When you buy a house, you need to provide proof of funds. This is typically sent to your solicitor.
They can then pass it on to the estate agent or the seller’s solicitor.
You can show proof of funds in several ways. And the method you choose impacts how you do this.
In this blog, we’ve explained all the different ways you can show proof of funds.
1. Mortgage agreement
If a bank or building society agrees to lend you money, they will send you a written mortgage agreement.
This will confirm your mortgage amount. This figure, combined with your deposit, should add to the sum of the house you’re buying.
You’ll need to provide a copy of the mortgage agreement, along with a bank statement showing the funds in your account.
Mortgage in principle
Another way to do this is using a mortgage in principle. This is a written statement from a lender confirming the amount they’re willing to lend you.
(Of course, it relies on all the details you’ve provided being correct.)
You can combine this with your deposit size to give proof of funds. Once again, you’ll need to hand over a copy of these documents.
2. Bank statement
You should have a bank statement showing your account’s full sum of money.
This applies for both cash buyers, and those using a mortgage. It’ll give evidence of the deposit you’re making.
Combining this number with your mortgage should cover the total of the property you’re buying.
3. Proof of property sale
When you exchange contracts to sell a property, it confirms the amount of money you’ll receive from the sale.
If you have a copy of this contract, it will show the amount you received.
Keep in mind that you’ll then also need receipt of you paying off any outstanding mortgage.
This is the amount needed to calculate how much you’ve actually got access to.
4. Deed of gift
If someone wants to gift you money, they need to create a deed of gift.
This document proves how much money you received and confirms that it doesn’t need to be paid back.
Ensure this deed also details the person giving you the money because it will be needed to confirm the source of funds.
You’ll then need a bank statement to demonstrate that the gift has arrived.
5. Confirmation of an inheritance
Inheriting money is another common example of how you could have access to a large deposit.
You’ll need to show a letter from the executors of the Will, confirming how much you’re entitled to receive.
Inheritance tax will then need to be factored in, so you can verify how much money you can access.
If you’ve got a copy of the Will itself (i.e., because you’re an executor), this can work too.
Pair this with a bank statement showing the money in your account.
6. Dividend certificate
Every year, companies all over the UK release ‘dividends’ to their shareholders.
The business has made this distribution of profits over the year. When this happens, you’ll receive a certificate to confirm the amount that you’ve received.
Remember that tax is due on dividends you’ve received over a certain threshold.
This impacts the amount of money you have access to. You’ll need to factor this into your proof.
A bank statement can show this dividend in your account.
7. Release of funds from a pension
You can release funds from your pension once you hit a particular stage in life and thus have access to this money.
If you show a copy of your pension release document and a bank statement showing the money being received, this can act as proof of funds.

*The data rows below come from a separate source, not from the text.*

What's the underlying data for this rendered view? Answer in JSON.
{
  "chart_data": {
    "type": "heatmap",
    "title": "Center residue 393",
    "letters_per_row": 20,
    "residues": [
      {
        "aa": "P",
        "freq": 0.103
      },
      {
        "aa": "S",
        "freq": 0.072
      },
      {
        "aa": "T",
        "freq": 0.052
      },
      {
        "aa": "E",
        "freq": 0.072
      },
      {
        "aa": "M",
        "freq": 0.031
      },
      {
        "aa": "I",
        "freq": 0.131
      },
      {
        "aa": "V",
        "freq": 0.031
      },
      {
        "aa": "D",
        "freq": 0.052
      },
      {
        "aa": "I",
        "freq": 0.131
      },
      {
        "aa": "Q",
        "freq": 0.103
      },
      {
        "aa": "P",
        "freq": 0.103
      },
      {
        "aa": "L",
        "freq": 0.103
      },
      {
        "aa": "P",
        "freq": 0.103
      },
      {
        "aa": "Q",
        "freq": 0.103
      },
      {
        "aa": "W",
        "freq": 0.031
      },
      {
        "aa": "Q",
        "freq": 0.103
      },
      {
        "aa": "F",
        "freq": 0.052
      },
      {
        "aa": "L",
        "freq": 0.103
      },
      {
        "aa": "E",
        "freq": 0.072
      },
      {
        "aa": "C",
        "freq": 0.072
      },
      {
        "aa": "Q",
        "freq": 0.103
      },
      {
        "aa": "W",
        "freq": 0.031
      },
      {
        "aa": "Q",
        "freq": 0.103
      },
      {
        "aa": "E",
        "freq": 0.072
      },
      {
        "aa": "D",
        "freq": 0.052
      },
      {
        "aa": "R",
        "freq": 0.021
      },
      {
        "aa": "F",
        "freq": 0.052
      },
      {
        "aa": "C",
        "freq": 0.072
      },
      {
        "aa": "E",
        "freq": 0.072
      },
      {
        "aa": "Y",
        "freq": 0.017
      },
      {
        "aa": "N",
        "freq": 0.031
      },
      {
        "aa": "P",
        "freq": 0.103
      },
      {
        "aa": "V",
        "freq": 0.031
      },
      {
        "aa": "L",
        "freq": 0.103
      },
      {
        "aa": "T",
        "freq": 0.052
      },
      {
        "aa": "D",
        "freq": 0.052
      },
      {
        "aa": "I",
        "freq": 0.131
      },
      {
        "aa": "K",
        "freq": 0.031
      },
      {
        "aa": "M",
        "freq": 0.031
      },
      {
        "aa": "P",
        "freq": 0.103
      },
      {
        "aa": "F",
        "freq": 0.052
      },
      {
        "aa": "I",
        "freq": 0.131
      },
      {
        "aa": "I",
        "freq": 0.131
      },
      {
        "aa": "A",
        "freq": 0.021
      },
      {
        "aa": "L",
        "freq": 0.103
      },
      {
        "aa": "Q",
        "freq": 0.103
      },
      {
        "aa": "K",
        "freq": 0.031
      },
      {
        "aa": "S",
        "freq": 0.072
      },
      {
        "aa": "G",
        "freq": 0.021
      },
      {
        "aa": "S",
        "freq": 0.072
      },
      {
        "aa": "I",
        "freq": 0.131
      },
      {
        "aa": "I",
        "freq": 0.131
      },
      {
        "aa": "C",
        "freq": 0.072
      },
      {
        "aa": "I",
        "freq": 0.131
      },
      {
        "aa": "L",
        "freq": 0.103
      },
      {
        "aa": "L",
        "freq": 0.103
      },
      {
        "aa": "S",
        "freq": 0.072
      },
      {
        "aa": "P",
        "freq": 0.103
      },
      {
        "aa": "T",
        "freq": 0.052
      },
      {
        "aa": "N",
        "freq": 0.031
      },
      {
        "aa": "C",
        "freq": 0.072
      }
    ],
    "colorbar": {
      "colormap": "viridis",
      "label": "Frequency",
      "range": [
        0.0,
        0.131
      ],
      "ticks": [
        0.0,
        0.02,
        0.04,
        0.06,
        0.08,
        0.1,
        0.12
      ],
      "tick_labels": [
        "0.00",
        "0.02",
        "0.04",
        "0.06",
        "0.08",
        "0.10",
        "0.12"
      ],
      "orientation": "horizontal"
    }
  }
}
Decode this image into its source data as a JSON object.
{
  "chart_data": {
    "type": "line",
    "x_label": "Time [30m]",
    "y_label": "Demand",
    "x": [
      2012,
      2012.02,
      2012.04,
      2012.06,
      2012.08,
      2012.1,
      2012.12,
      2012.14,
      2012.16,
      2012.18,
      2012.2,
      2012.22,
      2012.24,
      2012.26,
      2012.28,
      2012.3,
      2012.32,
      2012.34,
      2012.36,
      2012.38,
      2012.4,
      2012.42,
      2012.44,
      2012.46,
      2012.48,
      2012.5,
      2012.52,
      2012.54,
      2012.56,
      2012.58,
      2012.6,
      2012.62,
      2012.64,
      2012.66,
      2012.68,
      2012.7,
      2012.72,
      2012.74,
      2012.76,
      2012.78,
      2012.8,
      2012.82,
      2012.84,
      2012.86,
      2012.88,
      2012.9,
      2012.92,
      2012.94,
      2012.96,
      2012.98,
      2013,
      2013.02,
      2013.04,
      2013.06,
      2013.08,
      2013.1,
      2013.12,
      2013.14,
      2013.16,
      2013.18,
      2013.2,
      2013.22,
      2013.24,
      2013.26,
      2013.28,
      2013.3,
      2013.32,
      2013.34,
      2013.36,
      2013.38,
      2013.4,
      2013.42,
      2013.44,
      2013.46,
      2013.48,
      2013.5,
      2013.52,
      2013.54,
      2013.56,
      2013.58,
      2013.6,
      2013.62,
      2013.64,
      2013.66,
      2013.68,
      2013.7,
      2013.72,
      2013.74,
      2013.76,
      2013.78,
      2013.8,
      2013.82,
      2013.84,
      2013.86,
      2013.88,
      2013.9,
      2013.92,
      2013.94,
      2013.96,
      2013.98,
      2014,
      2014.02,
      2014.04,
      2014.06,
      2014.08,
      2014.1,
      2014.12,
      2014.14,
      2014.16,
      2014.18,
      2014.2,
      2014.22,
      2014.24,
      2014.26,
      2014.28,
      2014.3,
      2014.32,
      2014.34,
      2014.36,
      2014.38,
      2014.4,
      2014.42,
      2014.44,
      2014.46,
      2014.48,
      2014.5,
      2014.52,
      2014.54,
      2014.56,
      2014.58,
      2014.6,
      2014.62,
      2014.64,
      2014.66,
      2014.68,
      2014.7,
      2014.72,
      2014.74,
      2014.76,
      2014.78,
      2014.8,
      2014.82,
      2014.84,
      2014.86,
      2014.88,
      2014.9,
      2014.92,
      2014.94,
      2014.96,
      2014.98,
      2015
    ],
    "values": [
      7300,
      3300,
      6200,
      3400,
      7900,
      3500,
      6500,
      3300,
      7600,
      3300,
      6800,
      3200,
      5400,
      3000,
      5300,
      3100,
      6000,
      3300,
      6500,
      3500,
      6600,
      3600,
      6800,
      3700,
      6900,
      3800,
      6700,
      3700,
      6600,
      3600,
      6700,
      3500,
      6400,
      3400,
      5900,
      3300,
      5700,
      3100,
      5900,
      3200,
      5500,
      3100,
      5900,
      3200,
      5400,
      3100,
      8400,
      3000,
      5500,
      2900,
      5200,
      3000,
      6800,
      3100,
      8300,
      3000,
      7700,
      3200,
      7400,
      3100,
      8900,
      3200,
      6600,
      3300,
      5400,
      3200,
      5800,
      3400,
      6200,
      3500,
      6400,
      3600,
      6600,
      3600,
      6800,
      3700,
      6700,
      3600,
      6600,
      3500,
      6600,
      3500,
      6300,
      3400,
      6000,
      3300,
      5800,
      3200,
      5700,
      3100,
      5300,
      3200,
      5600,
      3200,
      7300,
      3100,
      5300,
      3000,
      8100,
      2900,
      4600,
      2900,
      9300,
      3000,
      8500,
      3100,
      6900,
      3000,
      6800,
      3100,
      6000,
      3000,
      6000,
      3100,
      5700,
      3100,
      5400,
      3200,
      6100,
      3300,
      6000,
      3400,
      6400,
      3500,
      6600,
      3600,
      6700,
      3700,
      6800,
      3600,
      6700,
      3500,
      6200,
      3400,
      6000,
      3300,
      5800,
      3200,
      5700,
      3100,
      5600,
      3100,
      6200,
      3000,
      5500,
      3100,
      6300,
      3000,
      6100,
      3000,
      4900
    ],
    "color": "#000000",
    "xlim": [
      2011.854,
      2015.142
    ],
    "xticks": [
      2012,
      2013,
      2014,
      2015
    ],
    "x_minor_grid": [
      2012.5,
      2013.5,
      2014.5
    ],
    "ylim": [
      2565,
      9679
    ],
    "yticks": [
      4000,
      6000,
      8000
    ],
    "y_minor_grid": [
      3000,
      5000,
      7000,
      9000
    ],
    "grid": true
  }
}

8. Receipts for large sums of money
There are plenty of other ways to receive a considerable sum of money.
If this applies, you’ll need to show proof of your receipt of this, along with the money appearing in your bank statement. Examples include:
- Gambling
- Selling shares
- Winning the lottery.
A solicitor will sometimes ask for confirmation from the facilitating company, such as the lottery organisation, or the casino.
9. Company accounts
If you run your own business, and/or are buying the house through a company, then company accounts can demonstrate how much profit you’ve made in a year.
It can also show the cash in bank that your organisation has access to. This is sufficient proof of funds when the company buys the house.
If you’re transferring money from your company into your name, you must give evidence of this transaction.
A dividend certificate is one example. Or a salary payment appearing on your bank statement is another.